How to visualize distributions effectively
· Category: Data Science
Short answer
Distribution plots reveal the shape, spread, and central tendency of data, exposing skewness, multimodality, and outliers.
Steps
- Plot histograms with appropriate bin widths using rules like Sturges or Freedman-Diaconis.
- Overlay kernel density estimates to smooth noisy histograms.
- Use box plots or violin plots to compare distributions across categories.
- Apply log or power transforms if data spans several orders of magnitude.
- Annotate key statistics such as mean, median, and standard deviation.
Tips
- Experiment with bin count to avoid hiding or exaggerating patterns.
- Use rug plots to show individual observations alongside density curves.
- Facet distributions by categorical variables for subgroup comparison.
- Consider cumulative distribution functions for comparing percentiles.
Common issues
- Bin width bias distorting the perceived shape of the distribution.
- Overlapping KDE curves becoming unreadable with many categories.

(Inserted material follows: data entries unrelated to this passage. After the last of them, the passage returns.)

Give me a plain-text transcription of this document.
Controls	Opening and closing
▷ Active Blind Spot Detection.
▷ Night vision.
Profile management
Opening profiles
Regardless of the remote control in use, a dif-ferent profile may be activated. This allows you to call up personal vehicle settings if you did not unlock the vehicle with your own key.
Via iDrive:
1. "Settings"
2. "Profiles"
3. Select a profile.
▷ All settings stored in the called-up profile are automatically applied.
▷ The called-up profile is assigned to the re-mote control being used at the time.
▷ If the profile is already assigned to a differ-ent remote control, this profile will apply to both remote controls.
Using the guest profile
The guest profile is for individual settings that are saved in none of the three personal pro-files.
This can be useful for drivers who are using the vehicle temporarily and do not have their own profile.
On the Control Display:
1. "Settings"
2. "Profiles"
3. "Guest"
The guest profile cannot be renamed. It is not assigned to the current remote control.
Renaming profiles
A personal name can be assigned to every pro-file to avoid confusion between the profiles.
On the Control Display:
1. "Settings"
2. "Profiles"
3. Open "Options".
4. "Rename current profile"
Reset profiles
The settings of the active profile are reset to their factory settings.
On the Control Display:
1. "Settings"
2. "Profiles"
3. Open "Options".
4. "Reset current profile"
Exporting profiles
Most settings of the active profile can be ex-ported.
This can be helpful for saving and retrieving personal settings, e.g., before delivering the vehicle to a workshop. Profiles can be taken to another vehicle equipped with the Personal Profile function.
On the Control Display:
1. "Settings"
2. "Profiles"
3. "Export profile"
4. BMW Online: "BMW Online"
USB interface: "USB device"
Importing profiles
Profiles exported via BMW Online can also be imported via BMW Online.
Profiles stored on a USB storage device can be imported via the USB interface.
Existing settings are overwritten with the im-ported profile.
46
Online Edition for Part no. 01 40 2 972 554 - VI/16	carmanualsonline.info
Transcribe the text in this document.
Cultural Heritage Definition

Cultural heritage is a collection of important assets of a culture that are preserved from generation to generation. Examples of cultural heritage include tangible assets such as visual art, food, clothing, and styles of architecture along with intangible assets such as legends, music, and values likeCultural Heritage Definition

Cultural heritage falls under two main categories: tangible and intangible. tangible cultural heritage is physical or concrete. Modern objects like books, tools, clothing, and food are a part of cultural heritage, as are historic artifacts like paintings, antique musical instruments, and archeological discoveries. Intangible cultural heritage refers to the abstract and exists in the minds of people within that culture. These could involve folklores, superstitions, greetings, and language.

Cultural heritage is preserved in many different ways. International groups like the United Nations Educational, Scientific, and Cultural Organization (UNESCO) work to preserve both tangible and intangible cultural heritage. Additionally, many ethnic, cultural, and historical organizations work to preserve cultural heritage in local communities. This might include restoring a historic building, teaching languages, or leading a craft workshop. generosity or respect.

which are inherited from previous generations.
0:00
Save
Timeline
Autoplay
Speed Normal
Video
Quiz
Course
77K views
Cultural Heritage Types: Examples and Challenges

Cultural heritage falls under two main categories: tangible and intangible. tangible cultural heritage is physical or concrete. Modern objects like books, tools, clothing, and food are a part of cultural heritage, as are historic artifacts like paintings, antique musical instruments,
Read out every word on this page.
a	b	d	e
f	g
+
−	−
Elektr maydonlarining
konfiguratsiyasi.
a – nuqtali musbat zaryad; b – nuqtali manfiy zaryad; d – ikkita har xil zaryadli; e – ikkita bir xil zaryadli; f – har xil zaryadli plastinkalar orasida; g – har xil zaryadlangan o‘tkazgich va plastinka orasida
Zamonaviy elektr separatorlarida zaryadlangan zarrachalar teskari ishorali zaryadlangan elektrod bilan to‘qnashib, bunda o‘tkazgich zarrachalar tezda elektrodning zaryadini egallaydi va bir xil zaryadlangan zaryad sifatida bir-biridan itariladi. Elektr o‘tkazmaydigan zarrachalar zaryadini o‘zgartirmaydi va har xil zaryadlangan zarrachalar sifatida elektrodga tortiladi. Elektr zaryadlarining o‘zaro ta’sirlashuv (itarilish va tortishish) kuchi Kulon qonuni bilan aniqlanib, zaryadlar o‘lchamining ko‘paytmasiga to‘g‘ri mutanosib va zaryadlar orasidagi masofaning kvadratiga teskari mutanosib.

- Ignoring sample size differences when comparing distributions.
- Choosing linear scales for highly skewed data compressing important detail.
Example
import matplotlib.pyplot as plt
import seaborn as sns
sns.set_theme(style='whitegrid')
plt.figure(figsize=(10, 6))
sns.barplot(x='category', y='value', data=df)
plt.title('Sales by Category')
plt.show()
This snippet demonstrates how to configure aesthetics and create a publication-ready bar chart with labeled axes and a clear title.